Снова встал Дудка, проговорил угрюмо…

— Отпустите меня, вашскородие… Позору-то сколько, сам себе не рад.

Зал заволновался:

— Отпустить надо.

— Помрут дети-то. А Советская власть разве детей не любит?

— Любит, даже очень любит, — ответил Алексеев, — и это его, Дудку, оправдывает: не для себя, не для обогащения украл он у революции муку, а для детей, которые есть хотят… Но разве только Дудкины дети голодают? Какой у нас сейчас паек?

— То осьмушка, то полушка, на зуб положил, не жевавши проглотил, — сказала женщина из первого ряда.

— Вот именно, — согласился заседатель справа от Алексеева. — А теперь представьте, граждане, что одни себе по мешку муки стащут, запас образуют, а другие? Другим — помирать. Сознательные пролетарии, бойцы революции голодают. И если мы не покончим с воровством — революция погибнет от голода. И что мы должны сделать в свете вышесказанного с гражданином Дудкой?

— Расстрелять, чтоб другим неповадно было! — выкрикнул кто-то. Зал вдруг затих от неожиданности. Даже Алексеев опешил. Покачал головой.

— Нет, граждане, расстреливать Василия Дудку революция не может. Во-первых, потому что он признает Советскую власть, служит ей и вину свою полностью признает. Во-вторых, потому что воспитывает детей, учит их, хотя сам, конечно, проявил несознательность. Причина тому — его дремучая темнота. И если он еще совершит преступление, пощады ему не будет. А сейчас предлагаю: считать, что мы его осудили на три года тюрьмы, но условно. Тем более, что муку вернули на склад. Я думаю, так будет по совести.

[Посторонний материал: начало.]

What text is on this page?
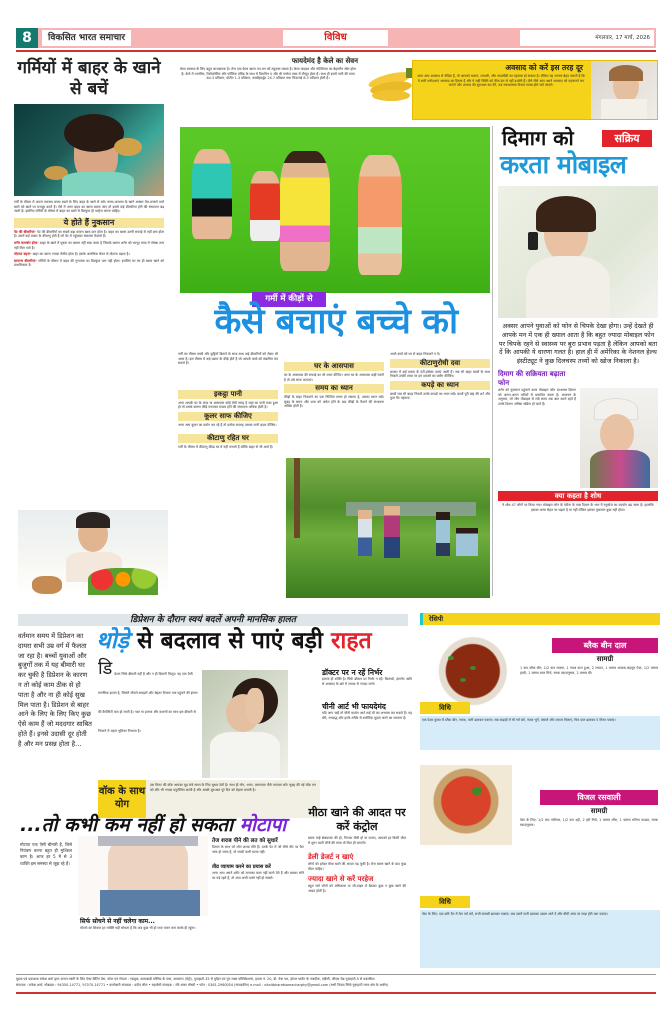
8	विकसित भारत समाचार	विविध	मंगलवार, 17 मार्च, 2026
गर्मियों में बाहर के खाने से बचें
गर्मी के मौसम में अपना स्वास्थ्य बनाए रखने के लिए बाहर के खाने से बचें। समय-असमय के खाने अक्सर तेल-मसाले वाले खाने को खाने पर मजबूर करते हैं। ऐसे में अगर बाहर का खाना खाया जाए तो इससे कई बीमारियां होने की संभावना बढ़ जाती है। इसलिए गर्मियों के मौसम में बाहर का खाने से बिल्कुल ही परहेज करना चाहिए।
ये होते हैं नुकसान
पेट की बीमारियां- पेट की बीमारियों का सबसे बड़ा कारण खान-पान होता है। बाहर का खाना उतनी सफाई से नहीं बना होता है। उसमें कई प्रकार के कीटाणु होते हैं जो पेट में पहुंचकर संक्रमण फैलाते हैं।
शरीर कमजोर होना- बाहर के खाने में पुष्टता का ख्याल नहीं रखा जाता है जिसके कारण शरीर को भरपूर मात्रा में पोषक तत्व नहीं मिल पाते हैं।
मोटापा बढ़ना- बाहर का खाना ज्यादा तैलीय होता है। इसके अत्यधिक सेवन से मोटापा बढ़ता है।
सामान्य बीमारियां- गर्मियों के मौसम में बाहर की गुणवत्ता का बिल्कुल पता नहीं होता। इसलिए घर का ही खाना खाने को प्राथमिकता दें।
फायदेमंद है केले का सेवन
केला स्वास्थ्य के लिए बहुत लाभदायक है। रोज एक केला खाना तन-मन को तंदुरुस्त रखता है। केला फाइबर और पोटेशियम का बेहतरीन स्रोत होता है। केले में थायमिन, रिबोफ्लेविन और फॉलिक एसिड के साथ में विटामिन ए और बी पर्याप्त मात्रा में मौजूद होता है। साथ ही इसमें पानी की मात्रा 64.3 प्रतिशत, प्रोटीन 1.3 प्रतिशत, कार्बोहाइड्रेट 24.7 प्रतिशत तथा चिकनाई 8.3 प्रतिशत होती है।
अवसाद को करें इस तरह दूर
अगर आप अवसाद से पीड़ित हैं, तो आपको थकान, लाचारी, और नाउम्मीदी का एहसास हो सकता है। लेकिन यह जानना बेहद जरूरी है कि ये सारी मनोदशाएं अवसाद का हिस्सा हैं और ये सही स्थिति को ठीक ढंग से नहीं दर्शाती हैं। जैसे जैसे आप अपने अवसाद को पहचानने लग जाएंगे और उपचार की शुरुआत कर देंगे, तब नकारात्मक विचार गायब होते चले जाएंगे।
गर्मी में कीड़ों से
कैसे बचाएं बच्चे को
गर्मी का मौसम मस्ती और छुट्टियों बिताने के साथ-साथ कई बीमारियों को लेकर भी आता है। इस मौसम में कई प्रकार के कीड़े होते हैं जो आपके बच्चे को संक्रमित कर सकते हैं।
इकट्ठा पानी
अगर आपके घर के अंदर या आसपास कोई ऐसी जगह है जहां का पानी रुका हुआ हो तो उसके कारण कीड़े पनपकर मच्छर होने की संभावना अधिक होती है।
कूलर साफ कीजिए
अगर आप कूलर का प्रयोग कर रहे हैं तो प्रत्येक सप्ताह उसका पानी बदल दीजिए।
कीटाणु रहित घर
गर्मी के मौसम में कीटाणु कीड़ा घर में नहीं पनपते हैं बल्कि बाहर से भी आते हैं।
घर के आसपास
घर के आसपास की सफाई का भी ध्यान दीजिए। अगर घर के आसपास कहीं गंदगी है तो उसे साफ करवाएं।
समय का ध्यान
कीड़ों के बाहर निकलने का एक निश्चित समय हो सकता है, उसका ध्यान रखें। सुबह के समय और शाम को अंधेरा होने के बाद कीड़ों के फैलने की संभावना अधिक होती है।
अपने बच्चे को घर से बाहर निकलने न दें।
कीटाणुरोधी दवा
बाजार में कई प्रकार के एंटी-इंसेक्ट दवाएं आती हैं। जब भी बाहर बच्चों के साथ निकलें उनकी त्वचा पर इन दवाओं का प्रयोग कीजिए।
कपड़े का ध्यान
बच्चों जब भी बाहर निकलें उनके कपड़ों का ध्यान रखें। बच्चों पूरी बांह की शर्ट और फुल पैंट पहनाएं।
दिमाग को	सक्रिय
करता मोबाइल
अक्सर आपने युवाओं को फोन से चिपके देखा होगा। उन्हें देखते ही आपके मन में एक ही ख्याल आता है कि बहुत ज्यादा मोबाइल फोन पर चिपके रहने से स्वास्थ्य पर बुरा प्रभाव पड़ता है लेकिन आपको बता दें कि आपकी ये धारणा गलत है। हाल ही में अमेरिका के नेशनल हेल्थ इंस्टीट्यूट ने कुछ दिलचस्प तथ्यों को खोज निकाला है।
दिमाग की सक्रियता बढ़ाता फोन
शरीर को नुकसान पहुंचाने वाला मोबाइल फोन दरअसल दिमाग को अलग-अलग तरीकों से प्रभावित करता है। अध्ययन के अनुसार, जो लोग मोबाइल से लंबे समय तक बात करते रहते हैं उनके दिमाग अधिक सक्रिय हो जाते हैं।
क्या कहता है शोध
ये शोध 47 लोगों पर किया गया। मोबाइल फोन के एंटीना के पास दिमाग के भाग में ग्लूकोज का उपयोग बढ़ जाता है। हालांकि इसका असर सेहत पर पड़ता है या नहीं लेकिन इसका नुकसान कुछ नहीं होता।
डिप्रेशन के दौरान स्वयं बदलें अपनी मानसिक हालत
थोड़े से बदलाव से पाएं बड़ी राहत
वर्तमान समय में डिप्रेशन का दायरा सभी उम्र वर्ग में फैलता जा रहा है। बच्चों युवाओं और बुजुर्गों तक में यह बीमारी घर कर चुकी है डिप्रेशन के कारण न तो कोई काम ठीक से हो पाता है और ना ही कोई सुख मिल पाता है। डिप्रेशन से बाहर आने के लिए के लिए किए कुछ ऐसे काम हैं जो मददगार साबित होते हैं। इनसे उदासी दूर होती है और मन प्रसन्न होता है...
डि प्रेशन सिर्फ बीमारी नहीं है और न ही दिमागी फितूर। यह एक ऐसी मानसिक हालत है, जिसमें सोचने-समझने और बेहतर रिजल्ट तक पहुंचने की इंसान की कैपेसिटी कम हो जाती है। नशा या इलाज और कारणों का साथ इस बीमारी से निपटने में अहम भूमिका निभाता है।
वॉक के साथ योग
दस मिनट की वॉक आपका मूड लंबे समय के लिए सुधार देती है। साथ ही योग, ध्यान, प्राणायाम जैसे व्यायाम करें। सुबह की नई वॉक मन को और भी ज्यादा प्रफुल्लित करती है और अच्छी शुरुआत पूरे दिन को बेहतर बनाती है।
डॉक्टर पर न रहें निर्भर
इलाज ही शक्ति है। सिर्फ डॉक्टर पर निर्भर न रहें। किताबों, इंटरनेट आदि से अवसाद के बारे में ज्यादा से ज्यादा जानें।
चीनी आर्ट भी फायदेमंद
यदि आप चाहें तो चीनी मार्शल आर्ट ताई ची का अभ्यास कर सकते हैं। यह धीरे, लयबद्ध और हल्के तरीके से शारीरिक मुद्राएं करने का व्यायाम है।
...तो कभी कम नहीं हो सकता मोटापा
मोटापा एक ऐसी बीमारी है, जिसे नियंत्रण करना बहुत ही मुश्किल काम है। आज हर 5 में से 3 व्यक्ति इस समस्या से जूझ रहे हैं।
सिर्फ सोचने से नहीं चलेगा काम...
मोटापे का शिकार हर व्यक्ति यही सोचता है कि अब कुछ भी हो जाए वजन कम करके ही रहूंगा।
तेज शराब पीने की लत को सुधारें
दिमाग के साथ जो लोग शराब पीते हैं। उनके पेट में जो सीधे तौर पर फैट जमा हो जाता है, वो जल्दी कभी घटता नहीं।
तीव्र व्यायाम करने का प्रयास करें
अगर आप अपने शरीर को लगातार काम नहीं करने देते हैं और खाकर सोने पर पड़े रहते हैं, तो आप कभी पतले नहीं हो सकते।
मीठा खाने की आदत पर करें कंट्रोल
खाना चाहें ब्रेकफास्ट की हो, पिज्जा जैसी हो या पास्ता, आपको हर किसी चीज में शुगर वाली चीजें की मात्रा तो मिल ही जाएगी।
डेली डेजर्ट न खाएं
लोगों को हमेशा मीठा खाने की आदत पड़ चुकी है। रोज खाना खाने के बाद कुछ मीठा चाहिए।
ज्यादा खाने से करें परहेज
बहुत सारे लोगों को अधिकतर या जी-ताड़न में बैठकर कुछ न कुछ खाने की आदत होती है।
रेसिपी
ब्लैक बीन दाल
सामग्री
1 कप ब्लैक बीन, 1/2 कप राजमा, 1 प्याज़ कटा हुआ, 2 टमाटर, 1 चम्मच अदरक-लहसुन पेस्ट, 1/2 चम्मच हल्दी, 1 चम्मच लाल मिर्च, नमक स्वादानुसार, 2 चम्मच घी।
विधि
एक प्रेशर कुकर में ब्लैक बीन, नमक, पानी डालकर पकाएं। अब कड़ाही में घी गर्म करें, प्याज़ भूनें, मसाले और टमाटर मिलाएं, फिर दाल डालकर 5 मिनट पकाएं।
विजल रसवाली
सामग्री
पेस्ट के लिए: 1/2 कप नारियल, 1/2 कप दही, 2 हरी मिर्च, 1 चम्मच जीरा, 1 चम्मच धनिया पाउडर, नमक स्वादानुसार।
विधि
पेस्ट के लिए: एक छोटे पैन में तेल गर्म करें, सभी सामग्री डालकर पकाएं। अब उसमें पानी डालकर उबाल आने दें और धीमी आंच पर गाढ़ा होने तक पकाएं।
मुद्रक एवं प्रकाशक राकेश शर्मा द्वारा अजय त्यागी के लिए ऐक्ट प्रिंटिंग प्रेस, पोस्ट एवं गोदाम : गड़चुक, कलाबाड़ी मस्जिद के पास, कामरूप (मेट्रो), गुवाहाटी-35 से मुद्रित एवं गुरु लक्ष्य पब्लिकेशन्स, हाउस नं. 20, डी. नेत्रा पथ, होटल परमेंट के नजदीक, एबीसी, जीएस रोड गुवाहाटी-5 से प्रकाशित।
संपादक : राकेश शर्मा, मोबाइल : 94350-14771, 97070-14771 • कार्यकारी संपादक : प्रदीप लील • सहयोगी संपादक : रवि शंकर चौधरी • फोन : 0361-2960054 (संपादकीय) e-mail : viksitbharatsamacharghy@gmail.com (सभी विवाद सिर्फ गुवाहाटी न्याय क्षेत्र के अधीन)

Уже смеркалось, когда Алексеев с Марией вышли на улицу. Алексеев был усталым и удрученным.

— Иногда мне кажется, Мария, что судить нельзя никого. Любой человек может оступиться, пасть низко. В человеке столько всякой дряни, животного, скотского, не зря ж говорят: «От тюрьмы да от сумы не зарекайся». И потом — как судить о том, чего не знаешь? Ну, вот судили мы сейчас этого Дудку… Я сидел и думал: «Ну хорошо: сам ты знаешь, что такое голод, что значит не есть день, два, три. Но знаешь ли ты, как это невыносимо тяжело, наверное, когда в твою душу жадно смотрят голодные глаза твоих детей, девчоночек? Ведь у тебя, Алексеев, пет детей и ты не знаешь, что это такое — дети вообще. А голодные дети, твои голодные дети… господи, это, может быть, самое страшное. Что тут за грех тогда — украсть ради их спасения и как тут не украсть?..» А мне судить этого человека надо. Это мука, поверь.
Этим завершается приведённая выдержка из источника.